Now I’m not talking about all parents here, but there are certainly enough of them out there to form a very long queue for the naughty step.
That’s because the government in its wisdom has decided that children are entitled to start nursery in the first term available after their third birthday – and that means lots of them do, whether they are ready or not.
Why that’s supposed to be a good idea when many other countries whose education systems apparently outperform ours don’t start until years later and don’t seem to suffer from giving us such a head start is something for another day. What we’re talking about here are the practicalities.
Now regular readers may be aware that Mrs Dee is a trained and dedicated early years educator.
She works long and hard to give her little charges the best start, goes on all sorts of courses, buys food and bedding for the nursery guinea pigs out of her own pocket, and is generally regarded as a good thing.
But as a taxpayer, I have to ask why this highly-trained and experienced educator, already weighed down with stacks of paperwork to track the progress of the tots under her wing, has to handle a very different kind of paperwork at the moment.
To put it delicately, let’s ask the parents of an earlier generation a different question.
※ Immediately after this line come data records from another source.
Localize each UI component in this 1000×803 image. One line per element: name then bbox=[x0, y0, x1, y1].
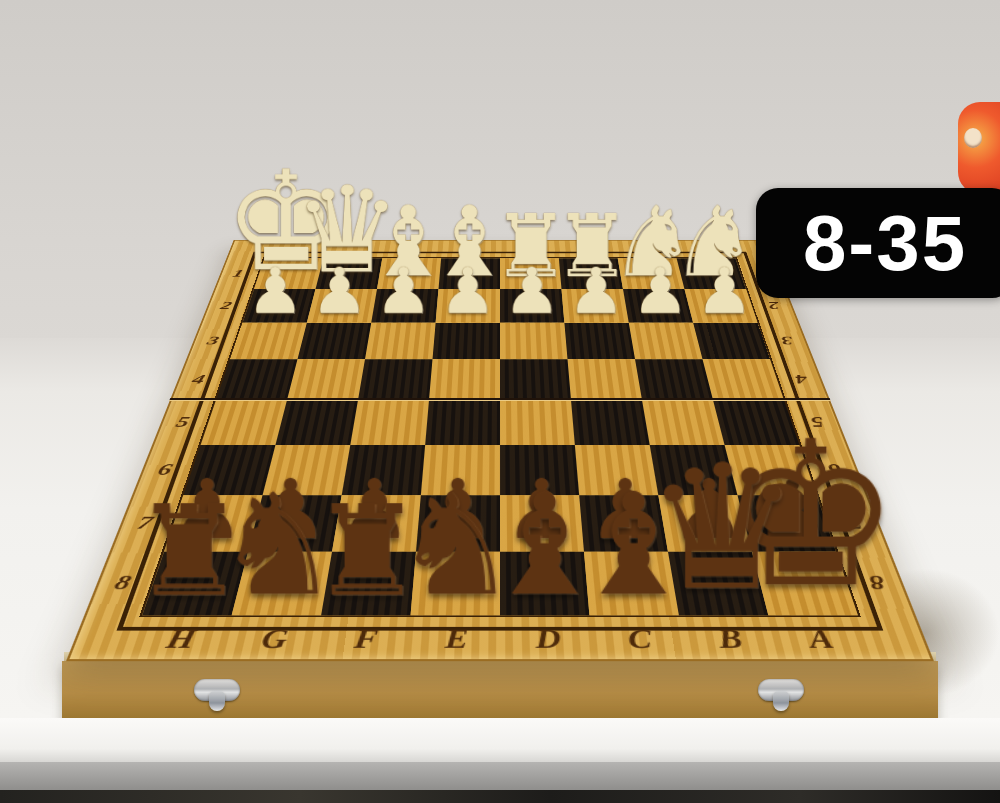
file-label: A bbox=[804, 623, 837, 654]
square-A2[interactable]: ♟ bbox=[684, 289, 757, 323]
file-label: H bbox=[163, 623, 199, 654]
square-H5[interactable] bbox=[201, 400, 287, 445]
square-E4[interactable] bbox=[429, 359, 500, 400]
square-C2[interactable]: ♟ bbox=[561, 289, 628, 323]
square-C3[interactable] bbox=[564, 323, 635, 360]
square-F1[interactable]: ♝ bbox=[377, 258, 441, 289]
square-D3[interactable] bbox=[500, 323, 568, 360]
file-label: F bbox=[352, 623, 379, 654]
square-F3[interactable] bbox=[365, 323, 436, 360]
board-grid: ♚♛♝♝♜♜♞♞♟♟♟♟♟♟♟♟♟♟♟♟♟♟♟♟♜♞♜♞♝♝♛♚ bbox=[142, 258, 858, 615]
rank-label: 4 bbox=[190, 372, 207, 387]
square-B3[interactable] bbox=[629, 323, 703, 360]
square-D5[interactable] bbox=[500, 400, 575, 445]
rank-label: 2 bbox=[219, 299, 234, 312]
product-photo-scene: { "game": "chess", "position": { "fen": … bbox=[0, 0, 1000, 803]
square-F4[interactable] bbox=[358, 359, 432, 400]
square-H1[interactable]: ♚ bbox=[254, 258, 323, 289]
square-G3[interactable] bbox=[297, 323, 371, 360]
square-H2[interactable]: ♟ bbox=[243, 289, 316, 323]
square-B4[interactable] bbox=[635, 359, 713, 400]
square-F8[interactable]: ♜ bbox=[321, 552, 416, 616]
white-pawn-piece[interactable]: ♟ bbox=[336, 259, 472, 322]
square-G2[interactable]: ♟ bbox=[307, 289, 377, 323]
square-D1[interactable]: ♜ bbox=[500, 258, 561, 289]
file-label: G bbox=[259, 623, 291, 654]
board-scene: ♚♛♝♝♜♜♞♞♟♟♟♟♟♟♟♟♟♟♟♟♟♟♟♟♜♞♜♞♝♝♛♚ 1234567… bbox=[170, 70, 830, 730]
square-E5[interactable] bbox=[425, 400, 500, 445]
dark-rook-piece[interactable]: ♜ bbox=[94, 489, 283, 614]
file-label: E bbox=[444, 623, 468, 654]
white-pawn-piece[interactable]: ♟ bbox=[400, 259, 536, 322]
rank-label: 2 bbox=[766, 299, 781, 312]
rank-label: 3 bbox=[779, 334, 795, 348]
square-C8[interactable]: ♝ bbox=[584, 552, 679, 616]
white-pawn-piece[interactable]: ♟ bbox=[207, 259, 343, 322]
square-C5[interactable] bbox=[571, 400, 650, 445]
dark-bishop-piece[interactable]: ♝ bbox=[539, 475, 728, 615]
file-labels-bottom: HGFEDCBA bbox=[128, 621, 872, 657]
square-D2[interactable]: ♟ bbox=[500, 289, 564, 323]
white-queen-piece[interactable]: ♛ bbox=[282, 171, 412, 290]
square-B1[interactable]: ♞ bbox=[618, 258, 685, 289]
square-G5[interactable] bbox=[275, 400, 358, 445]
square-F2[interactable]: ♟ bbox=[371, 289, 438, 323]
square-E2[interactable]: ♟ bbox=[436, 289, 500, 323]
rank-label: 3 bbox=[205, 334, 221, 348]
file-label: B bbox=[715, 623, 745, 654]
table-side-edge bbox=[0, 762, 1000, 790]
square-F5[interactable] bbox=[350, 400, 429, 445]
square-A3[interactable] bbox=[693, 323, 770, 360]
square-H4[interactable] bbox=[216, 359, 297, 400]
rank-label: 4 bbox=[793, 372, 810, 387]
rank-label: 1 bbox=[231, 268, 246, 280]
square-H8[interactable]: ♜ bbox=[142, 552, 248, 616]
white-pawn-piece[interactable]: ♟ bbox=[528, 259, 664, 322]
white-bishop-piece[interactable]: ♝ bbox=[343, 193, 473, 290]
white-pawn-piece[interactable]: ♟ bbox=[464, 259, 600, 322]
floor-strip bbox=[0, 790, 1000, 803]
orange-toy-icon bbox=[958, 102, 1000, 194]
file-label: C bbox=[626, 623, 653, 654]
dark-rook-piece[interactable]: ♜ bbox=[272, 489, 461, 614]
rank-label: 5 bbox=[173, 413, 192, 430]
square-A4[interactable] bbox=[703, 359, 784, 400]
square-G1[interactable]: ♛ bbox=[316, 258, 383, 289]
square-G4[interactable] bbox=[287, 359, 365, 400]
white-king-piece[interactable]: ♚ bbox=[221, 153, 351, 291]
toy-face-icon bbox=[964, 128, 982, 148]
chess-board: ♚♛♝♝♜♜♞♞♟♟♟♟♟♟♟♟♟♟♟♟♟♟♟♟♜♞♜♞♝♝♛♚ 1234567… bbox=[66, 240, 934, 661]
price-badge: 8-35 bbox=[756, 188, 1000, 298]
white-bishop-piece[interactable]: ♝ bbox=[404, 193, 534, 290]
white-rook-piece[interactable]: ♜ bbox=[465, 203, 595, 289]
square-C1[interactable]: ♜ bbox=[559, 258, 623, 289]
price-badge-label: 8-35 bbox=[803, 198, 967, 289]
file-label: D bbox=[535, 623, 562, 654]
square-E1[interactable]: ♝ bbox=[439, 258, 500, 289]
white-knight-piece[interactable]: ♞ bbox=[588, 193, 718, 290]
white-rook-piece[interactable]: ♜ bbox=[527, 203, 657, 289]
square-B2[interactable]: ♟ bbox=[623, 289, 693, 323]
white-pawn-piece[interactable]: ♟ bbox=[271, 259, 407, 322]
square-A1[interactable]: ♞ bbox=[677, 258, 746, 289]
white-pawn-piece[interactable]: ♟ bbox=[592, 259, 728, 322]
square-E3[interactable] bbox=[432, 323, 500, 360]
square-H3[interactable] bbox=[230, 323, 307, 360]
square-C4[interactable] bbox=[568, 359, 642, 400]
square-D4[interactable] bbox=[500, 359, 571, 400]
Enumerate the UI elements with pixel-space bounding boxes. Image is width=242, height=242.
Would you ever have contemplated letting your child start education if they hadn’t yet learned the basic controls relating to bowel and bladder? You heard me – and like me you may recall that our tots, now grown to man’s estate, weren’t even allowed to step across the threshold of playgroup until they were dry.
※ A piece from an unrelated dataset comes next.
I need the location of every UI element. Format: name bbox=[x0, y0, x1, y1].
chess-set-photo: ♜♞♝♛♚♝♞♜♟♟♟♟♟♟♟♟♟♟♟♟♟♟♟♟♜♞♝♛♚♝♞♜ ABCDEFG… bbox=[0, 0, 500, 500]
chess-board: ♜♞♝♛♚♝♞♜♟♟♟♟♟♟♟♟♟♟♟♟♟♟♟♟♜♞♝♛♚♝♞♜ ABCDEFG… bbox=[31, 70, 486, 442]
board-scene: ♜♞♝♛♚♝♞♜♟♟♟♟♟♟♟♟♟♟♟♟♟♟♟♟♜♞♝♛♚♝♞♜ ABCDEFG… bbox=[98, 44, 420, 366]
Sorry, mums and dads of today, but expecting schools and those who work in them to sort out the potty training just isn’t on. If that applies to you, you should hang your head in shame.
And the same applies if you haven’t taken the opportunities of the first three years of your little one’s life to make sure they are able to communicate with other people, have a passing acquaintance with cutlery and are not liable to have a screaming fit every time they don’t get their own way.
Of course, you can’t exclude a kid from class because they’re likely to soil themselves, and have to be cleaned up, at sundry intervals throughout the day, more’s the pity.
Another teacher of my acquaintance has a novel way of dealing with the problem – she saves all the filthy nappies and hands them back to the parent at the end of the day, and asks them to arrange for their disposal as the school facilities can’t cope with the extra load.
Most mums and dads get the message pretty quickly – but why on earth should that message need to be passed on in the first place?
Seeing as the teachers won’t ever say it and the parents involved clearly have the self-awareness of a pack of Pampers, here’s the bald truth:
If your child starts education in such a state, that’s your fault, and if you’re going to fall down so soon on basic parenting things are not looking good for the years ahead.